[Test] Transformers 3 : La face cachée de la lune

 

Éditeur : Activision
Développeur : High Moon Studios
Multijoueur : jusqu’à 10 joueurs en ligne

 

Pour une raison qui nous dépasse, de nos jours les long-métrages cinématographiques se voient très souvent être adaptés en jeu vidéo. Même si certaines productions arrivent à sortir du lot, il faut reconnaitre que la grande majorité sont des catastrophes vidéo-ludiques. Il ne reste donc plus qu’à déterminer dans quelle catégorie on doit ranger Transformers 3 : La Face Cachée de la Lune.

 

 

Où est l’histoire ?

D’habitude, ce type de jeu reprend plus ou moins le scénario du film dont-il est question. Pour cette fois, High Moon Studios tente une nouvelle approche en nous emportant dans un prologue de Transformers 3. Mais si vous aviez dans l’espoir de vivre les évènements qui se situent avant votre film préféré, c’est raté. Ce qui s’apparente comme un scénario très confus, est en réalité une excuse pour trainer le joueur à travers sept chapitres, dans une succession de missions sans queue ni tête. Autant dire qu’uniquement deux ou trois niveaux sont plus ou moins intéressants, comme l’infiltration avec une capacité de camouflage et un sniper, ou encore lorsqu’on contrôle un robot volant. Pour le reste du jeu, il est inutile d’amener votre cerveau avec vous, c’est du bourrinage dans les règles de l’art en détruisant tout ce qui passera sur votre chemin.

Le plaisir est forcément de se dire qu’on va incarner un colosse de métal armé jusqu’aux dents, avec pour objectif de se servir de cet arsenal pour se frayer un chemin à travers des hordes d’ennemis. Notre machine est dans ce sens équipée d’une mitraillette et d’une arme secondaire plus puissante, mais forcément plus lente. Ainsi qu’un ou deux pouvoirs spécifiques en fonction du personnage, comme une décharge électrique ou encore des missiles autoguidés, qui demandent un petit temps de rechargement après leur utilisation. Dans les faits, cet armement imposant ne permet pas d’avoir une approche tactique durant les affrontements. Cela est dû à des phases d’actions très mollassonnes et qui nous demandent rarement de détruire plus de quatre ou cinq ennemis à la fois. Si on rajoute la possibilité d’activer une visé automatique, autant dire qu’il suffit aisément de tirer dans le tas pour s’en sortir. Surtout que l’intelligence artificielle est clairement restée au placard, il suffit de voir nos opposants rester planter sur place alors qu’on vient d’envoyer une grenade juste à coté d’eux, pour se rendre compte qu’ils n’ont pas inventé l’eau chaude.
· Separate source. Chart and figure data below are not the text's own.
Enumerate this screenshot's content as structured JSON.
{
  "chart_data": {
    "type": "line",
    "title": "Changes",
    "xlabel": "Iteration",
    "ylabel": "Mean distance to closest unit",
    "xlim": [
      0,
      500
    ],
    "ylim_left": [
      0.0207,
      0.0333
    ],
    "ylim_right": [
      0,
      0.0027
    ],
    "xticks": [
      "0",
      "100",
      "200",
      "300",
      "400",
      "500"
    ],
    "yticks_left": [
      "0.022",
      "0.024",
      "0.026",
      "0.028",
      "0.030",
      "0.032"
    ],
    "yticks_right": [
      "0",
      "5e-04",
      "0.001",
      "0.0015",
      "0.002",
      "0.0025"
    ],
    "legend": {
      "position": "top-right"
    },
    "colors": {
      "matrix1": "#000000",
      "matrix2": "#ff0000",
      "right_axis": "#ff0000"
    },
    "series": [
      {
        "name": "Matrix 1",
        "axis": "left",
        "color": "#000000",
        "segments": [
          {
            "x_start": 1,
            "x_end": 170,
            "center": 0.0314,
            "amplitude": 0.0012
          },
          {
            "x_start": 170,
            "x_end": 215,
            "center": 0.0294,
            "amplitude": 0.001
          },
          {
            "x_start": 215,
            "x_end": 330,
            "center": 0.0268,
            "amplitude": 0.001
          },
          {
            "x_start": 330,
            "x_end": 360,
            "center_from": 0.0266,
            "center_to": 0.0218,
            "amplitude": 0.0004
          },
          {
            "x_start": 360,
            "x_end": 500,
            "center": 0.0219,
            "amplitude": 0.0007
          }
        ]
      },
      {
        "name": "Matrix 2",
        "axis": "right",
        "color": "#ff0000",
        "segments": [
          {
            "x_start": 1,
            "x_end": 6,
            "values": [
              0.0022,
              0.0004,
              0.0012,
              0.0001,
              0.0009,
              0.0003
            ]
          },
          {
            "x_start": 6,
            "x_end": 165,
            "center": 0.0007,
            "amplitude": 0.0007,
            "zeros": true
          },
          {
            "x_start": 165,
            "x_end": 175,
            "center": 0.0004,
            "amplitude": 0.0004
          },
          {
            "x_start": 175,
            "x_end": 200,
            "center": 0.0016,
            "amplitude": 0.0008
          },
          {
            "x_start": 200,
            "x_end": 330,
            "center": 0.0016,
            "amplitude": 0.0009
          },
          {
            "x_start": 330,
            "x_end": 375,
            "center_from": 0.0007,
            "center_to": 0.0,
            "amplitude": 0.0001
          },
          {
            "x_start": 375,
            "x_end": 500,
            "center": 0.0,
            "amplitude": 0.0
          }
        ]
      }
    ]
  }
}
Transformers oblige, nos petits tas de ferraille ambulants peuvent se transformer en divers véhicules. C’est sur ce point que le jeu tente de se démarquer en nous permettant de se changer à tout moment en voiture, en rendant par la même occasion notre robot plus résistant aux attaques. La tentative est malencontreusement vaine, car la maniabilité est horripilante et on a l’impression en permanence de rouler sur des bulles de savon. Les sensations de pilotage sont tout simplement absentes, à cause une gestion aberrante des collisions. Pour se débarrasser d’un adversaire par exemple, il suffit de le cogner sans prendre d’élan pour le faire valser dans les airs.

 

Mange ton couloir !

Après tout ces défauts, on pourrait penser qu’avec pas loin de sept chapitres, on arriverait tout de même à se rattraper sur la durée de vie, mais seulement cinq heures suffisent pour en voir le bout. La faute à une architecture complètement basée sur des couloirs et des arènes, ce qui nous gratifie d’une progression en ligne droite du début à la fin. Si on rajoute à cela la redondance des environnements qu’on va traverser, ainsi que la répétitivité et la pauvreté affligeante des décors, autant dire qu’on arrive sur une réalisation plus que médiocre.

Par on ne sait qu’elle heureux hasard, ou malheur selon la perspective, Transformer 3 se greffe d’un mode multijoueur online. Il est presque inutile de s’y attarder longuement, car il est difficile de faire plus classique. On peut choisir entre quatre classes qu’on pourra personnaliser selon nos performances en ligne, du moins si on a le courage d’engranger assez d’expérience en se plongeant longuement dans un des trois modes disponibles. Rien de bien folichon au programme, car il s’agit de simple deathmatch où l’on doit affronter d’autres joueurs dans des arènes.

 

En résumé

Transformer 3 : La face cachée de la lune souffre de tellement d’imperfections en termes de gameplay et de réalisation, qu’il est difficile de le conseiller. Peut-être que quelques fans invétérés y trouveront leur bonheur, mais pour les autres c’est un jeu à oublier très rapidement.